Documents provided by the Department of Neighborhoods lay out what is and what is not “on the table” for the focus groups. What is not on the table: “removing areas from the Mandatory Housing Affordability program,” meaning that the areas subject to up-zones or annexation to an adjacent urban village by the HALA recommendations are not up for debate. What can be debated is the hyper-specific nitty-gritty—but very important—details, like lot coverage limits, setbacks, specific height increases in a zone, and amounts of floor area that can be built on a site, all factors which can facilitate or hinder density. In addition, focus groups will be looking at possible “mandatory housing affordability [program] exception areas,” like historic districts, public plazas potentially impacted by shadows from new development, and SEPA protected view corridors.

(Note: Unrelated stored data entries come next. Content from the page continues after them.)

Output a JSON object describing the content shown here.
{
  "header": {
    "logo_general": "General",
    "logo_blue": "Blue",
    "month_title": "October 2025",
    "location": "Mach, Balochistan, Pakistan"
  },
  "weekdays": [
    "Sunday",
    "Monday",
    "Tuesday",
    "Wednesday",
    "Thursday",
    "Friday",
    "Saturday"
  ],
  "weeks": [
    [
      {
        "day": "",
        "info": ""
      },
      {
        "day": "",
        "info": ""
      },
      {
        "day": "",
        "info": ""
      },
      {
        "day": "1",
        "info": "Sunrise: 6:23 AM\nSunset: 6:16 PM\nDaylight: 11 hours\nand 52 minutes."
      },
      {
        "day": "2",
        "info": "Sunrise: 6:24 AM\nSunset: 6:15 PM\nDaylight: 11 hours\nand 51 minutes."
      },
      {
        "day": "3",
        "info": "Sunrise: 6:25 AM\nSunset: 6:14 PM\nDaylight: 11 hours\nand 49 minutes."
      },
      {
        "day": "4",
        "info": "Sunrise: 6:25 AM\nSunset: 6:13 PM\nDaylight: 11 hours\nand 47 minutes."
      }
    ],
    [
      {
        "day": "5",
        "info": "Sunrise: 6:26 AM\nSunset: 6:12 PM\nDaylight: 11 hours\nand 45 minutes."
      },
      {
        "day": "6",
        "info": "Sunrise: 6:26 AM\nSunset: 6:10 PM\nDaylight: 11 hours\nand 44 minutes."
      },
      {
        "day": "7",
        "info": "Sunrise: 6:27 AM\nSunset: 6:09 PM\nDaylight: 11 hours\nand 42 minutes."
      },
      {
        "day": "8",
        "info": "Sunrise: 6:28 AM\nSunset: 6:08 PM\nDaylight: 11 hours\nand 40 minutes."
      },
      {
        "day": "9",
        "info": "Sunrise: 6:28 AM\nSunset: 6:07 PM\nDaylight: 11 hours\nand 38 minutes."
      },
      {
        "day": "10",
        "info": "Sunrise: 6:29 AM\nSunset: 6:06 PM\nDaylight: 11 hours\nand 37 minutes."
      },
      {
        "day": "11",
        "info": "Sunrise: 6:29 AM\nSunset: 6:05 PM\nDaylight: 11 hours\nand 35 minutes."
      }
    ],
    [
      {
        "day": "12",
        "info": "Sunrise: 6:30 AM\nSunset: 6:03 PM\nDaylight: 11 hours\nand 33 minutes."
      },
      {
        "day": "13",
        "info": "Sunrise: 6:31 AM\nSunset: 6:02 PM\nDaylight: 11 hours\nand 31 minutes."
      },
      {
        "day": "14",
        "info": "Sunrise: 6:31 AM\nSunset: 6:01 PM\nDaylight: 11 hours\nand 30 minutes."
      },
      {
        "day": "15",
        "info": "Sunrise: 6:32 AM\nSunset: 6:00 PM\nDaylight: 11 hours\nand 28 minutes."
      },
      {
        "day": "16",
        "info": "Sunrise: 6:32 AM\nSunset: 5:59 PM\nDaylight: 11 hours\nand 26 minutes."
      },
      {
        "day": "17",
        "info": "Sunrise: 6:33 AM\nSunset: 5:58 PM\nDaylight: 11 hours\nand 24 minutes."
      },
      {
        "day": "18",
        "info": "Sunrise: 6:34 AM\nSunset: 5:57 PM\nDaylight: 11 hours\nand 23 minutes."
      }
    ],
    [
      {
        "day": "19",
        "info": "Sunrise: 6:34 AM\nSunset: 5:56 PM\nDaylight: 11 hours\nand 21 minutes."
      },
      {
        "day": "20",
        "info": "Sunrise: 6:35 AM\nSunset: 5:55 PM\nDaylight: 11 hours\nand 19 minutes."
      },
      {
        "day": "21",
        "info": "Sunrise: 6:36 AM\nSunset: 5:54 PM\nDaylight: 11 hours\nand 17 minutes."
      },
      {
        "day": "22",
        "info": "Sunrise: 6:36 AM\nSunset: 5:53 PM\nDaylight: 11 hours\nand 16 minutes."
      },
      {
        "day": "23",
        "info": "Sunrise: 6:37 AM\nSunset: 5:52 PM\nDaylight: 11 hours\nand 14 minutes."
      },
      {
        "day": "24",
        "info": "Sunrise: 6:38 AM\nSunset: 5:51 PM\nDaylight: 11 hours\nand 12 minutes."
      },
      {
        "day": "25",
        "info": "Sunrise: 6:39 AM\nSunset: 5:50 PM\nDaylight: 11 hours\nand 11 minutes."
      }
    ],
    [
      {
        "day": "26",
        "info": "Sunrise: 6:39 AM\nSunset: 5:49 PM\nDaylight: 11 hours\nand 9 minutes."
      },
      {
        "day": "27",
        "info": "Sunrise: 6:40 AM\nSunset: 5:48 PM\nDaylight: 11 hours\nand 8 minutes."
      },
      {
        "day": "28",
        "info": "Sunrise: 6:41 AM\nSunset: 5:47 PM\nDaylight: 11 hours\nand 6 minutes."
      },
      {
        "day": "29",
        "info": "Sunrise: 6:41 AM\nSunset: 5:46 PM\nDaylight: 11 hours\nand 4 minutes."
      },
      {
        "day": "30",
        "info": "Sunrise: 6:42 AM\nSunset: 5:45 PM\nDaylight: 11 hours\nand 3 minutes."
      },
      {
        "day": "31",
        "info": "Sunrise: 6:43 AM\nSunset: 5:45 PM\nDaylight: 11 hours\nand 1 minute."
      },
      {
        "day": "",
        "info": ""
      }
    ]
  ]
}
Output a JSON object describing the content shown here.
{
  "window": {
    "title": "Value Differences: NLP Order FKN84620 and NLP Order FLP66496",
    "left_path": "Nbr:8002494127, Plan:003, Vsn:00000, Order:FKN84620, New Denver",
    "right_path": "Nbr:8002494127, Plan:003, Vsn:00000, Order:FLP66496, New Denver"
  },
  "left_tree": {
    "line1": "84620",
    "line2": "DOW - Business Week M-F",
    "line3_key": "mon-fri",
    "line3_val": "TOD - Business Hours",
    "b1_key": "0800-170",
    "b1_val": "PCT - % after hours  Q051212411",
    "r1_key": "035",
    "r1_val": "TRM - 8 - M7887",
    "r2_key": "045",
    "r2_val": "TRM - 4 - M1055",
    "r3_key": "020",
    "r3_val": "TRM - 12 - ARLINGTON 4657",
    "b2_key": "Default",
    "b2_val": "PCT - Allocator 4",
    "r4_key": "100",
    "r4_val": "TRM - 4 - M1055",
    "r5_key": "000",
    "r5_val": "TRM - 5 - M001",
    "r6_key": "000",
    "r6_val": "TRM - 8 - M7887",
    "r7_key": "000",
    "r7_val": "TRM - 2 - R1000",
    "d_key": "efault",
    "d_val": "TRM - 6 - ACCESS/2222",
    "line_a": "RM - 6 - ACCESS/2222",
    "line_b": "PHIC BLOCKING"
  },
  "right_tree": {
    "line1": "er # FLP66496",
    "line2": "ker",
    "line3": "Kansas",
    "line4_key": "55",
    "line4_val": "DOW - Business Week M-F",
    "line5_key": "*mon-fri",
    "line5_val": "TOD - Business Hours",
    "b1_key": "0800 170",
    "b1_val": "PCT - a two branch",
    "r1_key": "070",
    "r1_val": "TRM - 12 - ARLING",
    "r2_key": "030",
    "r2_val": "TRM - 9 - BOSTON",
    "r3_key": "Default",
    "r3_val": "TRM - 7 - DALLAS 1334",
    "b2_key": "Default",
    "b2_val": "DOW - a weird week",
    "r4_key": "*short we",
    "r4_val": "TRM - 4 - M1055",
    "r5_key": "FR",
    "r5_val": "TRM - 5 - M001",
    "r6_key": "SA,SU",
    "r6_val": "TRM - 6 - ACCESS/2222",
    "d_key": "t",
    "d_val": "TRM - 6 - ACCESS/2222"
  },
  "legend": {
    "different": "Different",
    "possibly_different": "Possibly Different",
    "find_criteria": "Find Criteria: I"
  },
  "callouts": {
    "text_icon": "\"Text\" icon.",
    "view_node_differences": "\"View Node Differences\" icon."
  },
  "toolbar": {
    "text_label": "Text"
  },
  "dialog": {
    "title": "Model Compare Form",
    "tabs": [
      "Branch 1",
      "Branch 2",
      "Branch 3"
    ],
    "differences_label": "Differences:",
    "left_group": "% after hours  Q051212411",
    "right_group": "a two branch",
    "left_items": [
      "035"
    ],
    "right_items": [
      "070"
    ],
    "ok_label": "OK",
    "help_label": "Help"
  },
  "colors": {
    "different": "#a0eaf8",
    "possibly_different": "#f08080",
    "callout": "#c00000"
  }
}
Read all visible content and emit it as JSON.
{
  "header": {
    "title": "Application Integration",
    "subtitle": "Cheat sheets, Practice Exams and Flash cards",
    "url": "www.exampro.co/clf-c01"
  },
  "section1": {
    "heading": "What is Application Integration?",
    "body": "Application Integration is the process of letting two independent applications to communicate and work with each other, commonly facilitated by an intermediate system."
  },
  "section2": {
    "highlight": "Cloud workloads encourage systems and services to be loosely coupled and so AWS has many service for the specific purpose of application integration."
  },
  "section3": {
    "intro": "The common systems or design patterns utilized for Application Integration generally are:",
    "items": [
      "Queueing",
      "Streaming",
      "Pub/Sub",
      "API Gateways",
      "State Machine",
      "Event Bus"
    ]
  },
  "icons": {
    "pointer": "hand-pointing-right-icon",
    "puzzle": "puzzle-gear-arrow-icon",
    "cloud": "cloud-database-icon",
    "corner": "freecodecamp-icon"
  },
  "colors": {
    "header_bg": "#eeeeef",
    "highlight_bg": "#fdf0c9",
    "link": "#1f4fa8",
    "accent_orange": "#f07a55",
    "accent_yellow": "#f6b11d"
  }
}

“It’s going to be two ways. Those groups will hopefully go back to their communities, and then us taking that information that we’re hearing [in focus group discussion] to the departments and the mayor,” Nyland said.

Whether any input coming out of the focus groups regarding HALA zoning changes will actually result in city policy will depend on the council and how receptive they are to the work groups. But this may still be cause for concern to pro-density, pro-HALA advocates, especially given the demographic makeup of focus group applicants. Earlier this month, Erica C. Barnett at the C Is For Crank reported on how the majority of applicants hailed from north-end Seattle neighborhoods where residents are primarily white, single family home owner—like Wallingford, Fremont, and Ballard. Those are the neighborhoods and demographics that have been the most vocal and active in their opposition to the HALA recommendations, particularly the upzoning of commercial and multi-family zones and the slight expansion of urban villages. And seeing as these groups an ear for the city into the neighborhoods’ attitudes on HALA, representation will matter and certainly affect the tone of dialogue.

The plan is to have four focus groups—each made up of 20 to 40 people—organized around themes of “similar issues and characteristics,” meaning that people from neighborhoods and areas similarly affected by certain elements of the HALA recommendations will be grouped together. The group themes are “Urban Village Expansions” (which will include representatives from Othello, Greenlake, and NE 130th street neighborhoods), “Low/Medium Densities,” (neighborhoods with urban villages like Wallingford, Rainier Beach, South Park, and Queen Anne), “Medium Densities” (neighborhoods with urban villages and sizeable, high-density areas with three to six story commercial or multi-family structures like Ballard, Fremont, 23rd and Union/Jackson) and “Hubs and [Urban Centers]” (including Capitol Hill, First Hill, Northgate, and the University District). Each focus group will [ideally] have three to five representatives from each neighborhood, two of which will be from urban villages.

This still leaves the possibility for skewed representation towards white homeowners  in certain focus groups, like the “Low/Medium Densities” group which includes Wallingford—the neighborhood with the most applicants—and Rainier Beach and South Park, neighborhoods currently showing only several applicants each.

Nyland and the Department of Neighborhoods are aware of the issue, but are hopeful that city outreach methods will yield diverse applicants.  The department boasts several facebook ads, posters in Seattle’s business districts, and outreach from reach from renter-focused community organizations, or “not just the classic city channels,” as Nyland put it. The social justice advocacy organization Puget Sound Sage has also been in the loop and may have representatives present in the focus groups.

“We’re working on it,” Nyland said.

Other upcoming city outreach efforts on HALA include a “neighborhood summit,” seven mini-town halls, a “neighborhood night out blitz,” and a “Year in Review GALA,” as well as more telephone town halls.

But time for applying to focus groups is quickly running out. The deadline for submitting applications is Friday — February 26th.